An old (well, relatively speaking – from March this year) video has recently resurfaced on the Twitterz describing how researchers are (were) using virtual worlds to train Deep Learning systems for possible use in autonomous vehicles:
It reminded me of a demo by Karl Sims at a From Animals to Animats conference years ago in which he’d evolved creatures in a 3D world to perform various forms of movement:
One thing I remember, but not shown in the video above, related to one creature being evolved to jump as high as it could. Apparently, it found a flaw in the simulated physics of the world within which the critters were being evolved that meant it could jump to infinity…
In turn, Sims critters reminded me of a parable about neural networks getting image recognition wrong*, retold here: Detecting Tanks. In trying to track down the origins of that story, references are made to this November 1993 Fort Carson RSTA Data Collection Final Report. In passing, I note that the report (on collecting visual scene information to train systems to detect military vehicles in natural settings) refers to a Surrogate Semiautonomous Vehicle (SSV) Program; which in turn makes me think: how many fits and starts has autonomous vehicle research gone through prior to it’s current incarnation?
* In turn, this reminds me of another possibly apocryphal story – of a robot trained to run a maze being demoed for some important event. The robot ran the maze fine, but then the maze was moved to another part of the lab for the Big Important Demo. At which point, the robot messed up completely: rather than learning the maze, the robot had trained its escape based on things it could see in the lab – such as the windows – that were outside the maze. The problem with training machines is you’re never quite sure what they’re focussing on…
PS via Pete Mitton, another great simulation snafu story: the tale of the kangaroos. Anyone got any more?:-)
It seems the machines have a lot in common with humans!
I am shocked, shocked that there is gambling going on here….
This problem of feature/response correlation is present in all modeling/characterization/training problems, not just NN-based machine learning. It is also present in biological systems: I can train a dog to roll over by presenting positive feedback like a treat. Human beings too: organizations subject their employees to positive/negative reinforcement as well. Can be as a performance management policy or as a social group.
And history is full of stories about failure when conditioned for the wrong ‘feature’ in the model.
@deepanalytics Agreed that the problem is more general than just training machines and machines with a particular architecture at that. But if we are to start mounting a resistance, we need anecdotes that people will remember. And taking lessons from recent political events, it may be that we need anecdotes – like the tanks – that may be “truthy” rather than true. (As to the ethics and academic legitmacy of such an approach – discuss!;-)
Indeed, good anecdotes are a good quest.
The progression I personally have gone through, particularly in light of the changing media landscape and political events of the past decade, is that the past is a great prognostinator until it isn’t.
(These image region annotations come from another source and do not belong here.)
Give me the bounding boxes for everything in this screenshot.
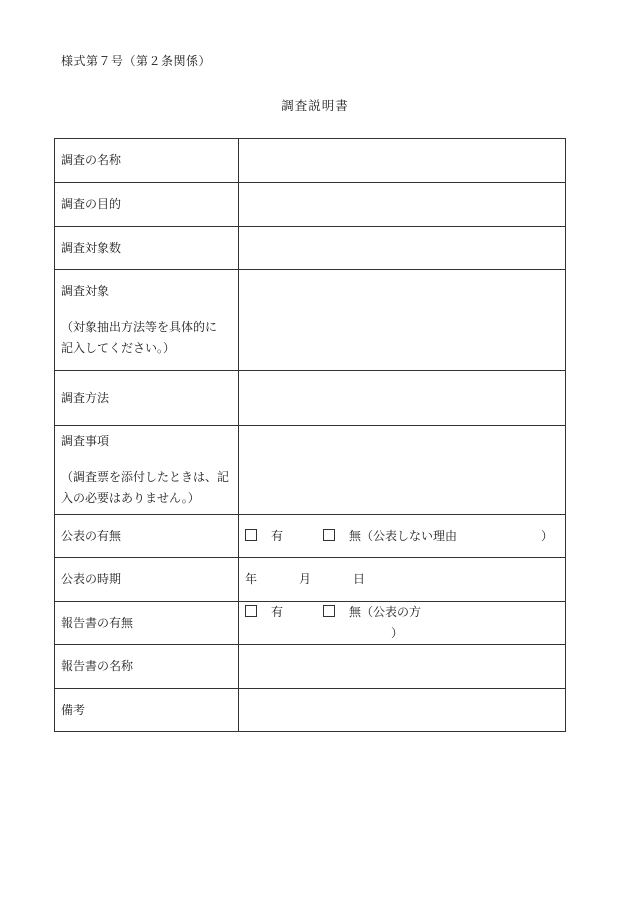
field-survey-name[interactable] [239, 139, 566, 183]
publication-yes-label: 有 [271, 528, 284, 543]
field-survey-purpose[interactable] [239, 183, 566, 227]
label-publication: 公表の有無 [55, 515, 239, 558]
publication-yes-checkbox[interactable] [245, 529, 257, 541]
report-yes-checkbox[interactable] [245, 605, 257, 617]
field-report-name[interactable] [239, 645, 566, 689]
cell-survey-target-label [55, 270, 239, 371]
label-survey-target: 調査対象 [61, 284, 110, 298]
note-survey-items-2: 入の必要はありません。） [61, 491, 200, 505]
label-survey-method: 調査方法 [55, 371, 239, 426]
row-survey-items [55, 426, 566, 515]
field-remarks[interactable] [239, 689, 566, 732]
report-yes-label: 有 [271, 605, 284, 619]
cell-survey-items-label [55, 426, 239, 515]
label-report: 報告書の有無 [55, 602, 239, 645]
row-survey-name [55, 139, 566, 183]
row-report [55, 602, 566, 645]
date-month-unit: 月 [299, 572, 312, 586]
note-survey-items-1: （調査票を添付したときは、記 [61, 470, 230, 484]
row-publication [55, 515, 566, 558]
document-title: 調査説明書 [281, 98, 349, 113]
date-day-unit: 日 [353, 572, 366, 586]
field-survey-target[interactable] [239, 270, 566, 371]
label-survey-name: 調査の名称 [55, 139, 239, 183]
label-survey-purpose: 調査の目的 [55, 183, 239, 227]
label-remarks: 備考 [55, 689, 239, 732]
field-target-count[interactable] [239, 227, 566, 270]
row-report-name [55, 645, 566, 689]
note-survey-target-1: （対象抽出方法等を具体的に [61, 320, 218, 334]
report-no-label: 無（公表の方 [349, 605, 422, 619]
publication-no-label: 無（公表しない理由 [349, 528, 458, 543]
row-remarks [55, 689, 566, 732]
label-survey-items: 調査事項 [61, 434, 110, 448]
cell-publication-date[interactable] [239, 558, 566, 602]
report-no-checkbox[interactable] [323, 605, 335, 617]
row-survey-target [55, 270, 566, 371]
form-number: 様式第７号（第２条関係） [61, 54, 212, 68]
publication-close-paren: ） [541, 528, 554, 543]
row-survey-purpose [55, 183, 566, 227]
row-target-count [55, 227, 566, 270]
report-close-paren: ） [391, 626, 404, 640]
field-survey-method[interactable] [239, 371, 566, 426]
date-year-unit: 年 [245, 572, 258, 586]
row-survey-method [55, 371, 566, 426]
cell-publication-options [239, 515, 566, 558]
publication-no-checkbox[interactable] [323, 529, 335, 541]
label-target-count: 調査対象数 [55, 227, 239, 270]
cell-report-options [239, 602, 566, 645]
row-publication-time [55, 558, 566, 602]
label-report-name: 報告書の名称 [55, 645, 239, 689]
note-survey-target-2: 記入してください。） [61, 341, 176, 355]
survey-form-table [54, 138, 566, 732]
label-publication-time: 公表の時期 [55, 558, 239, 602]
field-survey-items[interactable] [239, 426, 566, 515]
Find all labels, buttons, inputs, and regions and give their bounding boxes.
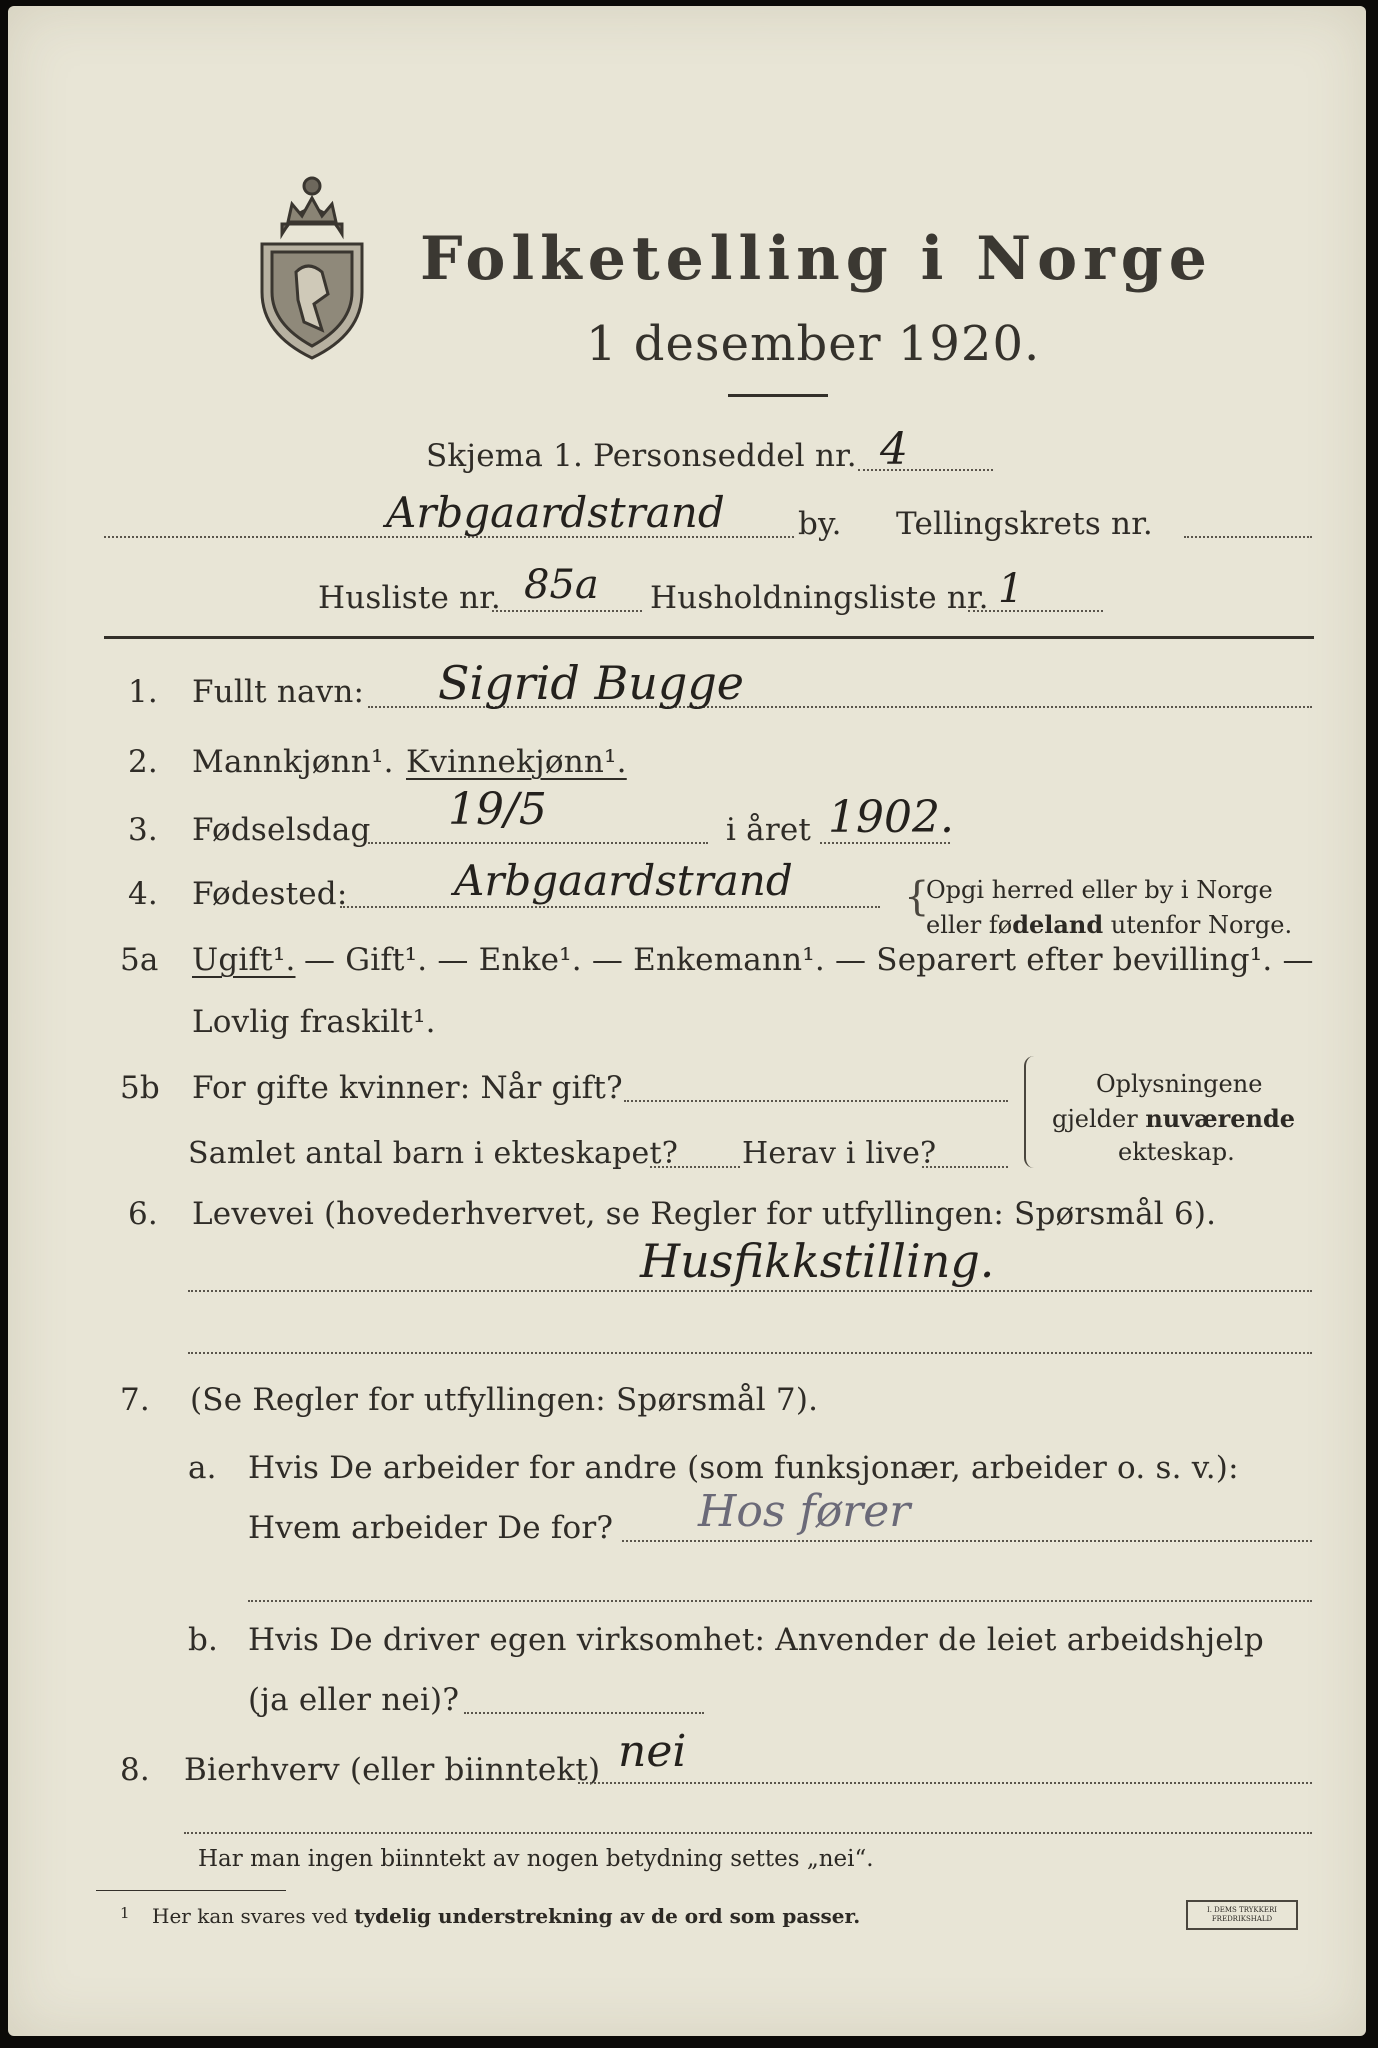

The black swan event, popularized by Nassim Taleb, is a great recent example of collecting failure anecdotes, but human history is rife with them.
That brings me to the understanding that the physics and chemistry communities have about theoretical models: you want the simplest model to explain a behavior, and nothing more. The subtlety is that this means that predictive models are not trusted until they have demonstrated to work in a small subset of the world, and it is KNOWN when they are not to be used when you are outside of that validated operating environment.
Right – which is where expertise comes in: being apply to recognise situations as examples of situations you know how to deal with… One of the problems with trying to use academic results is that it can be too easy to skip over the assumptions, or caveats about when not to apply a particular model / circumstances in which it is unlikely to apply.
I think it goes much deeper. The experience is that ALL models are approximations only valid for a small subset of inputs. THUS any consumer MUST defend against bad predictions. That means that any errors in the feedback loop need to be attenuated, they cannot be left unconstrained.
That implies that any ethical autonomous system based on a predictive model must have a PROVEN stability criterion. Since that is an open research question, good luck with preventing future failures that will cost lives.
As another example, there’s Microsoft’s Tay chat bot, which produced a stream of inflammatory and racist messages when released on Twitter, widely presumed to be a result of trying to learn how to Tweet from what it read on Twitter.
There was also AlphaGo getting stumped by Lee Sedol making a stupid (or at least, extremely unusual and unexpected) move in their fourth game, because the move was outside its expected decision space so it struggled to focus its calculations appropriately. But that didn’t stop AlphaGo winning the series 4-1.